Managing factions in RPGs isn’t easy. There are some mechanical systems for doing so, such as those in the games Stars Without Number/Worlds Without Number and Mausritter. But the kind of pregnant relations between factions like those in the Symbaroum corebook are tempting for a GM. It’s not clear to me whether the Symbaroum campaign books take advantage of those opportunities, but a GM with imagination could take the corebook and run with original ideas.
The mud on your shoes
Warhammer Fantasy Roleplay also has factions. For those who know about the wargame, that should be clear. There are lots of people and not-people that want to fight with one another.
But the draw of WFRP isn’t really the factions, per se. There is plenty of politics in the most famous WFRP campaign, The Enemy Within, with player characters getting involved in all sorts of court intrigue. But what sells the setting of WFRP is the sense of realism that it suggests.
There is magic in WFRP, and elves and orcs and so forth. But it is the mud and the squelching of your boots in it that really sells the setting.

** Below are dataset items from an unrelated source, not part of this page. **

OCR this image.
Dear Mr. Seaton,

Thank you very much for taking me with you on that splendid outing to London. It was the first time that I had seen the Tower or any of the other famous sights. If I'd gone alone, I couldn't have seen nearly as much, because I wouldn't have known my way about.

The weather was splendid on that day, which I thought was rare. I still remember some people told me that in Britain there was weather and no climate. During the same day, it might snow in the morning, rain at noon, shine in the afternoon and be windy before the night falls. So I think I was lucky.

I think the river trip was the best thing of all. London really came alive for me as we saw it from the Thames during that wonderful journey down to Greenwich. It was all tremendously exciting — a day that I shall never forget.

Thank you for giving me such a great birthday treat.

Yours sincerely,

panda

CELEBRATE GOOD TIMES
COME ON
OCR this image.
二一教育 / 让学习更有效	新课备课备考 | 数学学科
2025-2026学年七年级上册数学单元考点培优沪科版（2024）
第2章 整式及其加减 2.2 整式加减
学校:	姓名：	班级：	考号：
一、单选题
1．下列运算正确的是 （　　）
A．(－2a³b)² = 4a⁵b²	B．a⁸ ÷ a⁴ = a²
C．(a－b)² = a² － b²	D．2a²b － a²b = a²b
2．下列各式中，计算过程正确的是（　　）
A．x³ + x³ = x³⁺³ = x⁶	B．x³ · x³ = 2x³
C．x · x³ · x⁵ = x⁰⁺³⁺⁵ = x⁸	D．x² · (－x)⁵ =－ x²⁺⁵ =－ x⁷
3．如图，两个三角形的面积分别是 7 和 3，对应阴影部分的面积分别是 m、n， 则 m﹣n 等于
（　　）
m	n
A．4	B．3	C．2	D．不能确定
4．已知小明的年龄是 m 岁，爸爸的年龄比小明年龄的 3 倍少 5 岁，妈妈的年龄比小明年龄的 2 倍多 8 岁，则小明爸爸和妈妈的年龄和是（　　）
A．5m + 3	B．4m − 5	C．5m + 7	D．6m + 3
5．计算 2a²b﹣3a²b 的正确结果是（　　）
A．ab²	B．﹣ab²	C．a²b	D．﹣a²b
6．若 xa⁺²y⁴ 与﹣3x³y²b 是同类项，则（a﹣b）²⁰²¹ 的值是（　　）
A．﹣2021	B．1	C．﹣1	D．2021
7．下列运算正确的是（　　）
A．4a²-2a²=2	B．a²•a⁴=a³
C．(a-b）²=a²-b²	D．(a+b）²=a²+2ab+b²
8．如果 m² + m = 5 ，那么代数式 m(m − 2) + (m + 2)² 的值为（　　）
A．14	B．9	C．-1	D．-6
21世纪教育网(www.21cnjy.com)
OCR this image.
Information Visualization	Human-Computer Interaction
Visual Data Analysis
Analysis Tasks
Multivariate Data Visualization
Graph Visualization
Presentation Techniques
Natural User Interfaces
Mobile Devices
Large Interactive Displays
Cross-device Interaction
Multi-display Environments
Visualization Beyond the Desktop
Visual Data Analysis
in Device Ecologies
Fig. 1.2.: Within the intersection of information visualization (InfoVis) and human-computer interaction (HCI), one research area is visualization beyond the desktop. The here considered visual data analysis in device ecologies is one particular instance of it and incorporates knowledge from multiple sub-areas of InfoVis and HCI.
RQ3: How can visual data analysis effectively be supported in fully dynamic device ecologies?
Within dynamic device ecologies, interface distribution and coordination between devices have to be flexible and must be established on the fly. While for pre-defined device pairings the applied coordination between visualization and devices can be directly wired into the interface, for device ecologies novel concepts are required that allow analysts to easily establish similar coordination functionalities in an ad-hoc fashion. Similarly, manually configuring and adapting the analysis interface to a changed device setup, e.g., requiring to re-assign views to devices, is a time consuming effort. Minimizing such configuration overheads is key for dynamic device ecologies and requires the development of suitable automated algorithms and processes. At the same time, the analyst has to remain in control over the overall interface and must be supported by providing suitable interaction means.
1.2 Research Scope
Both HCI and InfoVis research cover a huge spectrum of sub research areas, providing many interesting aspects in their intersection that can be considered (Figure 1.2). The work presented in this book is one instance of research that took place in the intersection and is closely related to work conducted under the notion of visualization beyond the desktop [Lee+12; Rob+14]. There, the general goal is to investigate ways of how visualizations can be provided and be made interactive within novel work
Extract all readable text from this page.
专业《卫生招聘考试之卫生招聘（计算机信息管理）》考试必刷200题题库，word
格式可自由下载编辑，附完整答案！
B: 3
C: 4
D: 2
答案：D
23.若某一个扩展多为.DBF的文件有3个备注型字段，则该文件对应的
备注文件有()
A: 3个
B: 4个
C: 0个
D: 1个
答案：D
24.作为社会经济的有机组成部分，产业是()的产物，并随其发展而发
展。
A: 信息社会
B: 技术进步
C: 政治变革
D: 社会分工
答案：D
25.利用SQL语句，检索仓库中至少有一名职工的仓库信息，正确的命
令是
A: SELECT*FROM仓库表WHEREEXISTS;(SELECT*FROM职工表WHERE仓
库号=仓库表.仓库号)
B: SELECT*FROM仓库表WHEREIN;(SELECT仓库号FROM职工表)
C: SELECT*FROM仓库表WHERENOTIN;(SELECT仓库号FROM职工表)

Warhammer Fantasy’s Old World is a fantastical version of our world, with much of it resembling the Renaissance period. The player characters wander around the setting by coach and boat, stopping in at coaching inns and ports. This isn’t the vague fantasy medieval setting of D&D. It’s a much more rooted place, with lots of detail about what you can expect.
The choices of professions for the player characters sell the realism, too. You can be a fighter of some sort, or a magician. But you can also be a lawyer or a boatsman (or woman) or a ratcatcher or peddler or merchant. Your progression in your profession brings you greater skills and abilities, and there are few RPGs where that is as true of a lawyer as it is of a warrior.
Obviously, GMs and players aren’t necessarily running to a game to experience full-blown realism. (Some are, but they seem to be in the minority.) But giving a sense of some realism sells the setting as a place you can imagine. After all, your boots are caked with mud.
Back to the books
Do any of these ideas transfer over to other media? I think it’s clear that they do.
Flavor and mystery sell a setting. So does a sense of the interplay of people—and factions—within it. And so does realism. Giving readers a sense of all these things early on can help hook them.
These are all true in non-fiction, as well. Discussing a place and showing its flavor, the mysteries that surround it, how its people interact, and the sense of the actual real place are all great ways to bring readers in. And whether you’re a game writer or a journalist, capturing attention is something you should want to do.